Monetary policy slows GDP from July, but new fiscal stimuli kick in
07/04/2022
After positive surprises with activity in the first half of the year, the Brazilian economy enters the second half of 2022 under low visibility. Since the data from the beginning of the year started coming in better than expected, analysts expected that starting in July activity would start to feel the monetary tightening in a more relevant way, slowing down. This view holds, but with the strong recovery in the labor market and the forecast of further fiscal stimuli by the government, projections of GDP contraction at the margin have been pushed from the third quarter to the fourth quarter or even to 2023.
The turn of 2021 to 2022 was marked by a general drop in projections for GDP this year, notes Santander, recalling that the median reported in the Focus survey reached 0.25% on January 20. The perception was that real interest rates had entered the restrictive field, imposing tepid activity in the first half, still sustained by the recovery of services and records in agriculture, but contractions from then on.
Since then, figures for the agricultural sector have been revised downwards, but in services, even though the omicron variant wave has postponed consolidation, expectations have even been exceeded. The sector’s contribution to GDP in the first half of the year is strong, especially in those segments most dependent on the normalization of mobility.

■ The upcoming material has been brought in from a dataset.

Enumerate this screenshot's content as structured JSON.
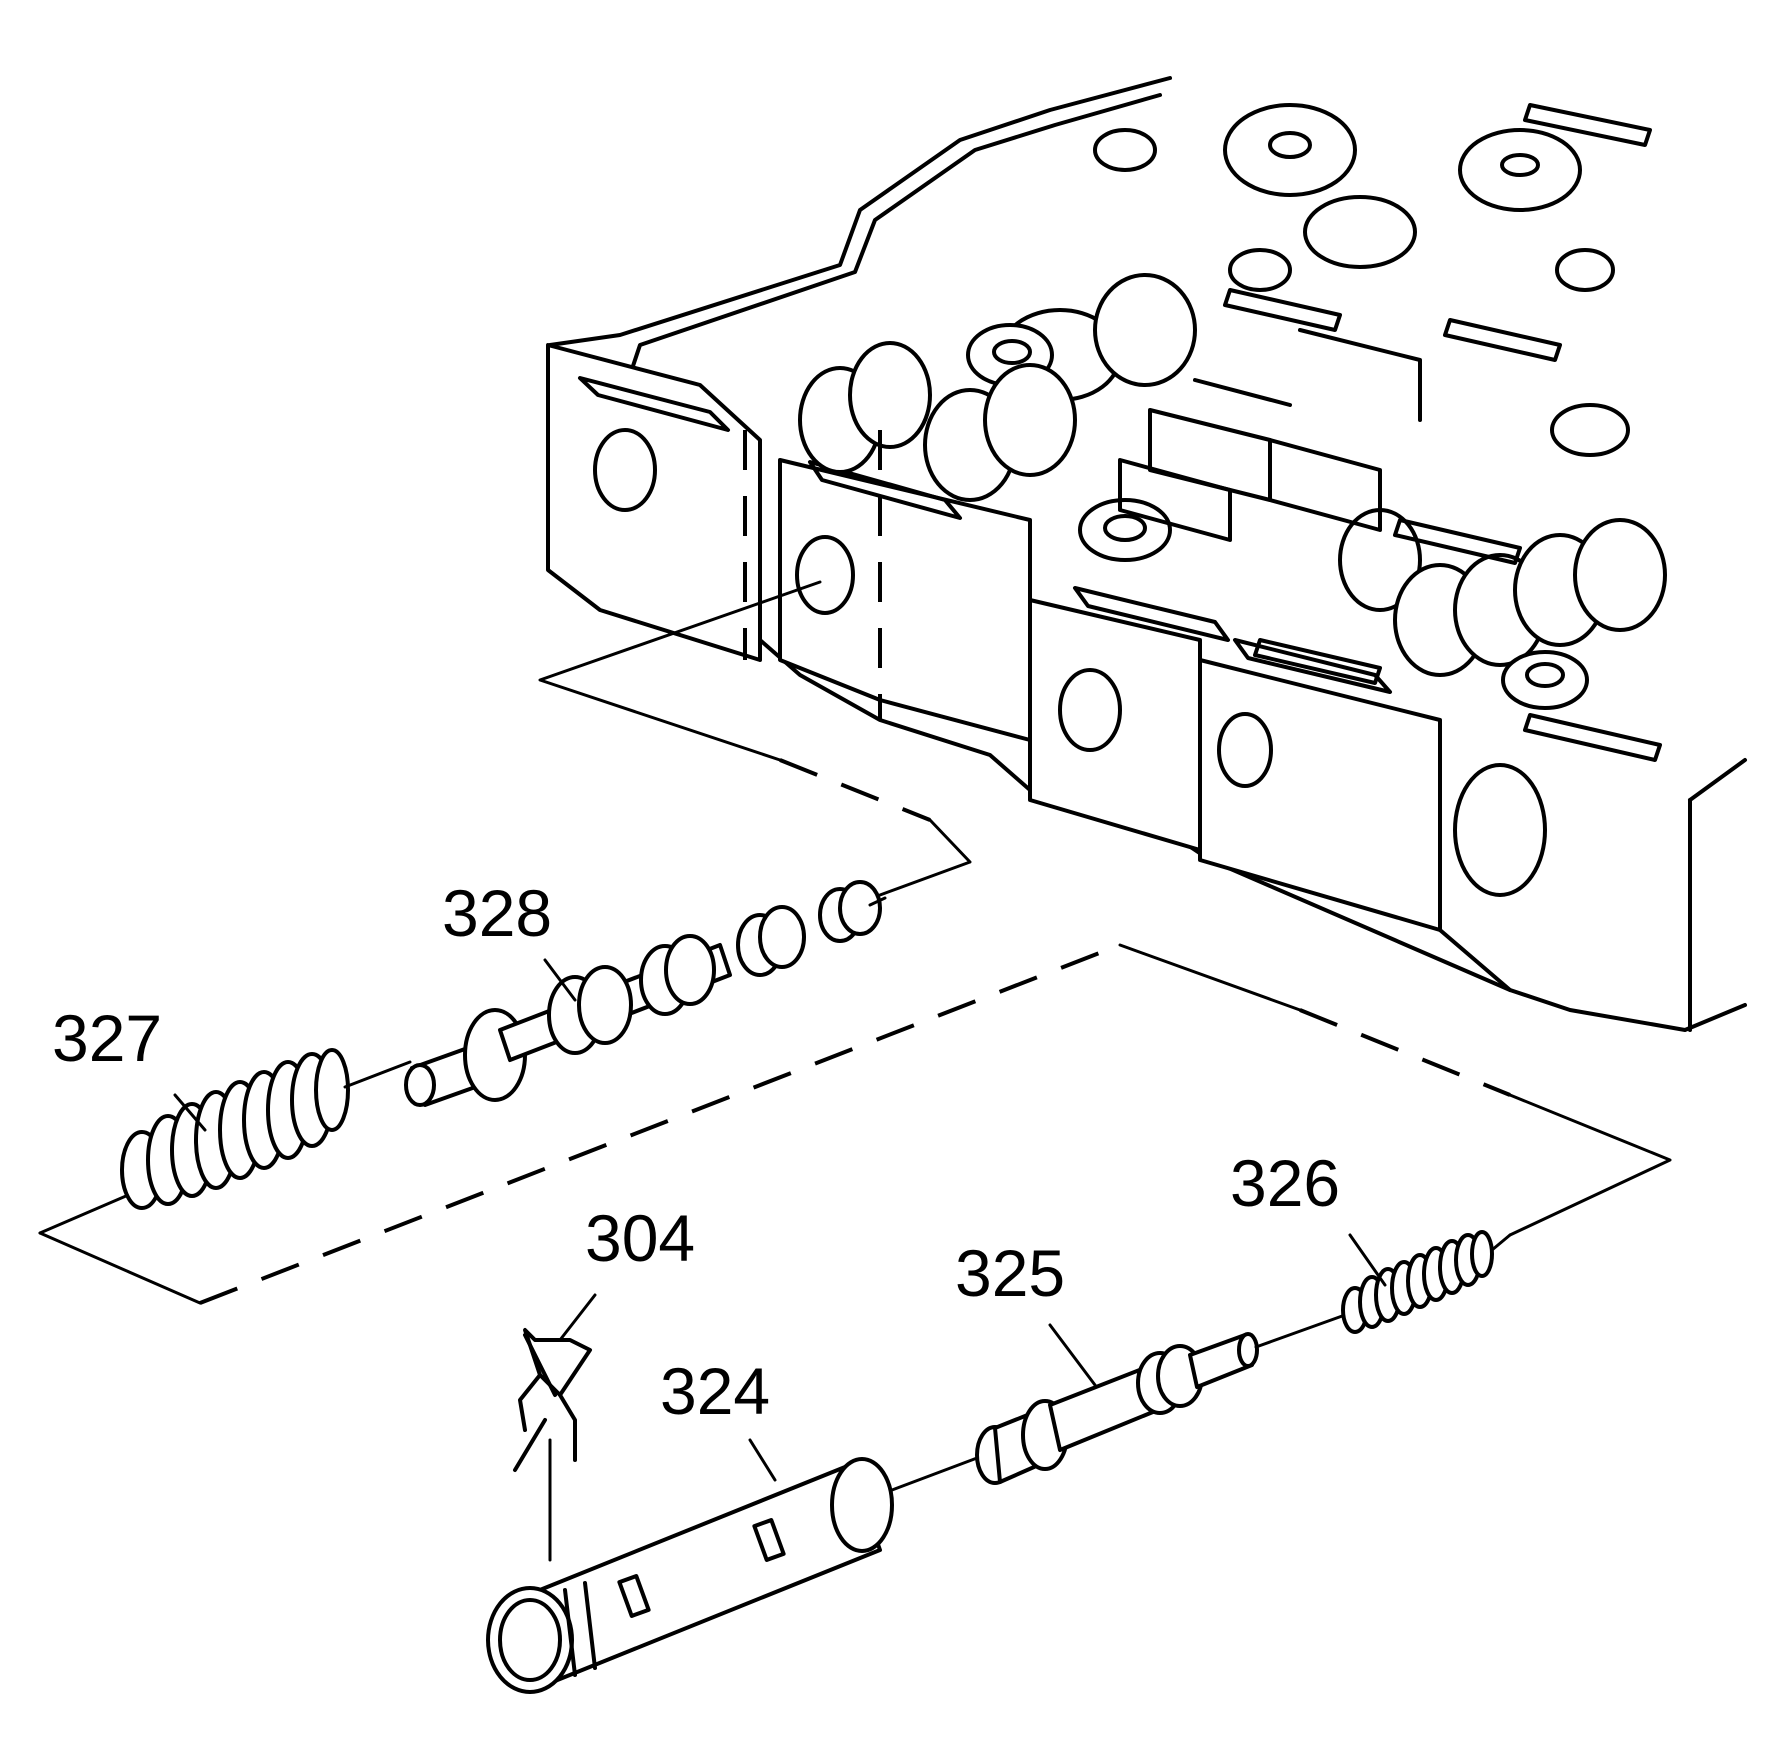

But even assets-related areas, such as industry and retail sales, brought positive surprises, economists note. For Santander, the continued increase in household consumption has reflected spending of savings accumulated during the worst moments of the health crisis, the expansion of the real total wage bill – in the wake of the recovery in the labor market, and the increase in government transfers – and the support for credit concession.
Santander projects 0.2% growth for the second-quarter GDP, after a 1% rise in the first quarter, but the bank’s monitor indicates that this number is higher, around 0.5%, “which implies upside risks to our annual projection,” say economists Lucas Maynard and Gabriel Couto. Santander, which was already on a more optimistic side by estimating a 0.7% growth for the GDP in 2022, now expects 1.2%.
Débora Nogueira, the chief economist at Tenax Capital, recently adjusted her projection for the GDP in the second quarter to 0.7% from 0.4%, because she says she continues “to see strong data at the end”. For her, the numbers from the labor market in April, when the quarterly unemployment rate dropped to 10.5% (it is now at 9.8%), were “a great watershed”. In addition, she mentions the resilience of credit, especially to individuals, and the fiscal stimuli of the period.
“The question was how the shock, positive for Brazil, of the terms of trade [ratio between prices of exports and imports] was going to impact the economy, how this wealth would spread. It is being by the fiscal way,” she says. The authorization to withdraw money from Workers’ Severance Fund (FGTS) accounts alone, for example, added 0.3 percentage points to its projection for the year’s GDP, now at 2.2%.
The increase in disposable income in the second quarter also made BRCG Consultoria raise its GDP forecast for the period and the year, which went to 1.1%. But the second semester “is complicated,” says Livio Ribeiro, partner at BRCG.
The consumption of goods and services should decelerate in the second half of the year, while the total wage bill should “drift sideways,” says Santander. “If, on the one hand, employment performed better than we expected, on the other hand, inflationary surprises eroded real income even more than our scenario initially considered,” Messrs. Maynard and Couto point out. What can give support to the economy, they say, are less cyclical sectors linked to commodities and longer cycle sectors, which take longer to feel the rise in interest rates, such as construction.
Santander estimated that the upward shock in commodity prices due to the war in Ukraine pushed the risk of contraction of the Brazilian economy from the third to the fourth quarter. The bank’s respective projections are for a stable GDP and then a 0.4% contraction, versus the previous estimate of two 0.3% declines.
Tenax does not expect GDP contraction in any quarter of the second half, but highs of 0.3%. “Before, we had the fourth quarter negative. Now, we think that, with the fiscal environment and the carryover on the labor market, it will no longer be so,” says Ms. Nogueira.
Marcelo Toledo — Foto: Ana Paula Paiva/Valor
Even if the GDP slows down in the second semester and the creation of job openings follows this movement, the unemployment rate will probably continue to fall in the period, says Marcelo Toledo, chief economist at Bradesco Asset Management (Bram).
In addition, according to him, the fiscal impulses under discussion at the moment – such as tax cuts and an increase in the cash-transfer program Auxílio Brasil – naturally lead to an upward revision of activity in the second half of the year.
“You have to wait for the outcome, but the drop in [sales tax] ICMS represents an increase in disposable income,” he exemplifies. Bram had projections of quarterly GDP closer to stability in the second half of the year; now, a slight growth is possible, according to Ms. Toledo. “We still see an upward bias in this projection of 1.9% for 2022,” he says.
On the other hand, in the second semester, the “post-pandemic” reopening effects on the activity may be practically exhausted, at the same time that the world, which had a positive contribution to Brazil’s growth in the first semester, may operate in neutrality, Mr. Toledo points out.